Xicana rock

Punks Michelle Cruz Gonzales and Alice Bag bring their tales to the page

Michelle Cruz Gonzales (left) and Alice Bag.

Michelle Cruz Gonzales (left) and Alice Bag.

Photo courtesy of Michelle Cruz Gonzales

Xicana memoirs:
The Spitboy Rule available at pmpress.org

Violence Girl available at feralhouse.com (e-version) and amazon.com

Pipe Bomb for the Soul is available at pipebombforthesoul.blogspot.com (e-version) and amazon.com

In The Spitboy Rule: Tales of a Xicana in a Female Punk Band, Michelle Cruz Gonzales describes growing up feeling like an outsider, “as a Mexican American, a Xicana in a hick town, I was never allowed to forget that I didn’t fit in, that I muddied their waters. I would show them.”

Gonzales, drummer for the empowering 1990s punk band Spitboy, and Alice Bag, singer of the seminal 1970s Los Angeles band The Bags, have each written memoirs about their experiences being Xicana women in the punk scene, a place where, historically, people who feel out of place in “normal” circles gravitate, a community of people who feel othered. Still, there are biases that seep into punk subcultures, and people of color, women and the LGBTQ community often have othering experiences.

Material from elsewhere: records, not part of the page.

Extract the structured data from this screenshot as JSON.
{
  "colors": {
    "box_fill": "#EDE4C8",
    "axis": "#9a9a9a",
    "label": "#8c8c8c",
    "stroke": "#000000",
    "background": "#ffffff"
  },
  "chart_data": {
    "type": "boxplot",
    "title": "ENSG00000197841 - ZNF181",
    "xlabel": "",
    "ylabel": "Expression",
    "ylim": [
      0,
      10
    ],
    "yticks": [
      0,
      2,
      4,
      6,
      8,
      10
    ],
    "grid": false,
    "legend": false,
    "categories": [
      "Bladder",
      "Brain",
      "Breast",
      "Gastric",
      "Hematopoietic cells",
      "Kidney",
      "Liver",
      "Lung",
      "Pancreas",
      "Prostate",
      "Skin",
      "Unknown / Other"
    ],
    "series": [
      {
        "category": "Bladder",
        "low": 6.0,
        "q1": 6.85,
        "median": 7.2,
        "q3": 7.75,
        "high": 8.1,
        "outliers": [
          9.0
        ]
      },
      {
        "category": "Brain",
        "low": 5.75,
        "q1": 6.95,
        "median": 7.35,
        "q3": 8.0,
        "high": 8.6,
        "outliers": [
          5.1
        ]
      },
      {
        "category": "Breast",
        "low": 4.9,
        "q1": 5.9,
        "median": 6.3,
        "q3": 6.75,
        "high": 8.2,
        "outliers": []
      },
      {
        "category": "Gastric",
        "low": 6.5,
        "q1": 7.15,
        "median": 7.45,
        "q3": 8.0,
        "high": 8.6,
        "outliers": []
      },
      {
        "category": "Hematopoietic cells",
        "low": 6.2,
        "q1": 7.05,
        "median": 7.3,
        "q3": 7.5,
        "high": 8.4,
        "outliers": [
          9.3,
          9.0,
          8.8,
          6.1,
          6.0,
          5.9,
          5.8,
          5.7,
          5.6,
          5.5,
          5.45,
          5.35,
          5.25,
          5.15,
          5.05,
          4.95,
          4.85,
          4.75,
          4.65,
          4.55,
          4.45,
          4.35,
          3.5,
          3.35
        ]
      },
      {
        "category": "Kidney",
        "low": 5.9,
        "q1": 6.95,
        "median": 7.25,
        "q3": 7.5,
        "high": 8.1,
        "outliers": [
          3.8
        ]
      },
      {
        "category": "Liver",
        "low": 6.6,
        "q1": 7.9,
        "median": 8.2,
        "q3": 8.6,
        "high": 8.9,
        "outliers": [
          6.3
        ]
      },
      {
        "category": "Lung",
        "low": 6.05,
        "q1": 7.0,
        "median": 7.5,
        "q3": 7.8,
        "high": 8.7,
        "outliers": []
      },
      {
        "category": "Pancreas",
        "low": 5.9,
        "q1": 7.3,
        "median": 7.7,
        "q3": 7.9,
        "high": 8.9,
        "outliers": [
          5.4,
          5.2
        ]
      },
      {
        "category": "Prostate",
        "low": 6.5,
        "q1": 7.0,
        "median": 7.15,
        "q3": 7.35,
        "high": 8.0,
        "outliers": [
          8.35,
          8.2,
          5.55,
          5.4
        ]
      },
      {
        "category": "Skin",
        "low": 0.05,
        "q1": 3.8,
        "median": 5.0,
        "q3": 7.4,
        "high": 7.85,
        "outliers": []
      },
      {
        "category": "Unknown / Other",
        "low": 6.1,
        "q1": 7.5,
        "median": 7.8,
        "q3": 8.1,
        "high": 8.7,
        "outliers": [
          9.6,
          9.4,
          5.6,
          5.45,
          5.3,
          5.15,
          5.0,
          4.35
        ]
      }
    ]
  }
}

In their books, Bag and Gonzales share stories from within a scene still dominated by heterosexual, cis-gendered white men.

Bag has authored two books: Violence Girl: East L.A. Rage to Hollywood Stage, a Chicana Punk Story and Pipe Bomb for the Soul. In Violence Girl, Bag describes her first impression of the punk scene as “a type of kinship that had been missing for most of my life, a sense of community that I had never known, feeling as I always had [and still often do] like a misfit, a weirdo, an outcast.”

Both Bag and Gonzales found a home in punk, yet both were still very aware that as Xicana women, their experiences were still very different. “Alice wrote what is probably the first memoir by a Latina in punk, and I wrote the second,” Gonzales said. “We are from different scenes and different punk eras, but we’re both from Los Angeles, and violence in our families shaped our lives—which all probably had a lot to do with why we got into punk.”

Gonzales, now a professor at Las Positas College in Livermore, released The Spitboy Rule in 2016. It comprises 21 essays that come together to tell the story of how she came to punk, and endured years as a drummer being told “you hit hard for a girl.”

Though their stints in the punk scene were decades apart, Bag says that she and Gonzales have a wealth of shared experiences.

“We’re from different times and different places, but we’re both steeped in Mexican traditions and live by our punk ethos,” Bag said. “Hearing both of us read excerpts from our stories can help the listener understand the quality and scope of the Chicana punk experience.”

“In some ways, our books are not about us,” Gonzales added, “but about how others react to people like us.”